AN EVENING WITH SISTER PREJEAN

Categories: Essays
Written By: Billy Sinclair

 

            I first met Sister Helen Prejean in 1982 or ’83. She was visiting the Sonnier brothers at the Louisiana State Penitentiary in Angola. Patrick Sonnier, the older of the brothers, was on death row awaiting his eventual execution in the state’s electric chair. Eddie Sonnier was serving a life sentence. The two brothers had been convicted for the brutal murder of a teenage couple in St. Martin Parish in 1977.

            I was co-editor of The Angolite, the award-winning newsmagazine at the prison, and was also president of the local prison Jaycees chapter. The latter position allowed me access in the prison’s expansive “visiting room” to operate the Jaycees’ “coke and sandwich concession.” I met this demure, conservative little “nun” while she was visiting Eddie Sonnier, and as a matter of training, I was always extremely deferential to her. She, of course, had heard of the “award-winning Angolite” and its too celebrated “prison journalists.” That made for casual conversation.

            All this was long before Sister Prejean’s phenomenal book Dead Man Walking and the Oscar winning movie of the same name; long before she gained international fame as “the death penalty nun” who would tirelessly advocate for an abolition of the death penalty, crusade for the “wrongfully convicted” on death row, and counsel the victims of violent crime who had unspeakable horrors inflicted upon their lives by some of the very people Sister Prejean was trying to save.

            Sister Prejean was also an advocate for my release from the Louisiana prison system, and at one point during the very worst time in that prison experience when I was in maximum security lockdown at the Hunt Correctional Center in 2004, she sent me cards and letters that helped keep me from going insane because of the particular injustice being done to me at the time. And upon my release from prison she would write the “Forward” in the book Capital Punishment: An Indictment by a Death Row Survivor” co-authored by my wife (Jodie) and I.

            Finally, last evening at the University of Houston (which is located in the city’s “downtown”) I was able to meet and embrace this wonderful human being who has inspired my life with hope and courage. And as I listened to Sister Helen enthrall the large turnout at the university’s auditorium with so much passion and insight into the subject in which, as she said, she has descended, the death penalty, my eyes filled with tears and the cup of my heart truly “runneth over.” I realized that we have both come full circle in life: me, from death row and a life sentence, and her from the scared little nun who dared embrace the humanity of the worst killers on death row; now together in the free world sharing a warm human embrace.

            I have been asked many times about how I survived 40 years of imprisonment. I saw the reason speaking to that crowd. People like Sister Helen who believed in me during the darkest days of my life, who embraced my humanity, who forgave me of my sins, and who inspired me to become an honorable, decent human being. They are the reason I survived.

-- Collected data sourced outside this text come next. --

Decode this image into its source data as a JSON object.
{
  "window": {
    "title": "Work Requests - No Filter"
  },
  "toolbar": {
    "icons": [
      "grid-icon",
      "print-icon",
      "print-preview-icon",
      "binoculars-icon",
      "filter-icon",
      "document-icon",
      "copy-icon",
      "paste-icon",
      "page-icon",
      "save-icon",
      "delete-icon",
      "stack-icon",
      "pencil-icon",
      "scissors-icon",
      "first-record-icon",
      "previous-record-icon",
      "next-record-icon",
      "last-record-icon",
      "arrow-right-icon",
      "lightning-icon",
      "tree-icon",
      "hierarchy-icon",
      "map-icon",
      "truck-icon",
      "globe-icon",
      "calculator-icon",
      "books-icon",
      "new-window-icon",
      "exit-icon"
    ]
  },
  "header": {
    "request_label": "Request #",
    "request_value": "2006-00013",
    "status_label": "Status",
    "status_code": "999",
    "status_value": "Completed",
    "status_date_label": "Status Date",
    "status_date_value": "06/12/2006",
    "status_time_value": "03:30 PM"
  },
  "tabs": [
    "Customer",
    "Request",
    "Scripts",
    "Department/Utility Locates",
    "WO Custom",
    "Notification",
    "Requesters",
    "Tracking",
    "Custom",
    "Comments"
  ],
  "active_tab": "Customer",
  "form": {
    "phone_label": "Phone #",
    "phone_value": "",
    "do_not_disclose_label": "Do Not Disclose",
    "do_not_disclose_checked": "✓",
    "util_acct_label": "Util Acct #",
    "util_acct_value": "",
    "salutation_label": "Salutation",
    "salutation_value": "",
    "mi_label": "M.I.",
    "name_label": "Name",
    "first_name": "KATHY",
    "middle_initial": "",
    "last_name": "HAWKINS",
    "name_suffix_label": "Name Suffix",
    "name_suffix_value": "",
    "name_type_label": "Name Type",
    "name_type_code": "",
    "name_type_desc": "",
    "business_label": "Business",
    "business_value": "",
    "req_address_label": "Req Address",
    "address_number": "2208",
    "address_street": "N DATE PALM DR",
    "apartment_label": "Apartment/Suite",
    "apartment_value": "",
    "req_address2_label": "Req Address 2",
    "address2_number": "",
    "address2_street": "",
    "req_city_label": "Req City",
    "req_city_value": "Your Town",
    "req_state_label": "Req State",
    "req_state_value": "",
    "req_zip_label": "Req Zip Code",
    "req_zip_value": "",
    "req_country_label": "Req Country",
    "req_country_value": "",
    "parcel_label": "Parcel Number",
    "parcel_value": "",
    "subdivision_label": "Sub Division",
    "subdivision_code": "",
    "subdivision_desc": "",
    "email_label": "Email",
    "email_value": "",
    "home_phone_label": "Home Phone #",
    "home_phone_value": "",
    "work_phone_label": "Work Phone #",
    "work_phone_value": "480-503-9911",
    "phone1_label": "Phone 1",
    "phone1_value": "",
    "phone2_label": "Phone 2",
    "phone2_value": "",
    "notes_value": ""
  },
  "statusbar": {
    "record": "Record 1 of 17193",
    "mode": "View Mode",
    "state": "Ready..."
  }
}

            I will never forget Sister Helen Prejean. She is a precious “hero” to me and Jodie. Several years before I was released in 2006 Jodie encountered Sister Helen at an anti-death penalty convention in Chicago. The last thing Sister Helen told Jodie: “Don’t ever leave Billy Wayne.” Of course, Jodie never has – but it was the love behind Sister Helen’s instruction that made her our hero.

            God bless all those with the courage of a Sister Helen willing to embrace all of humanity.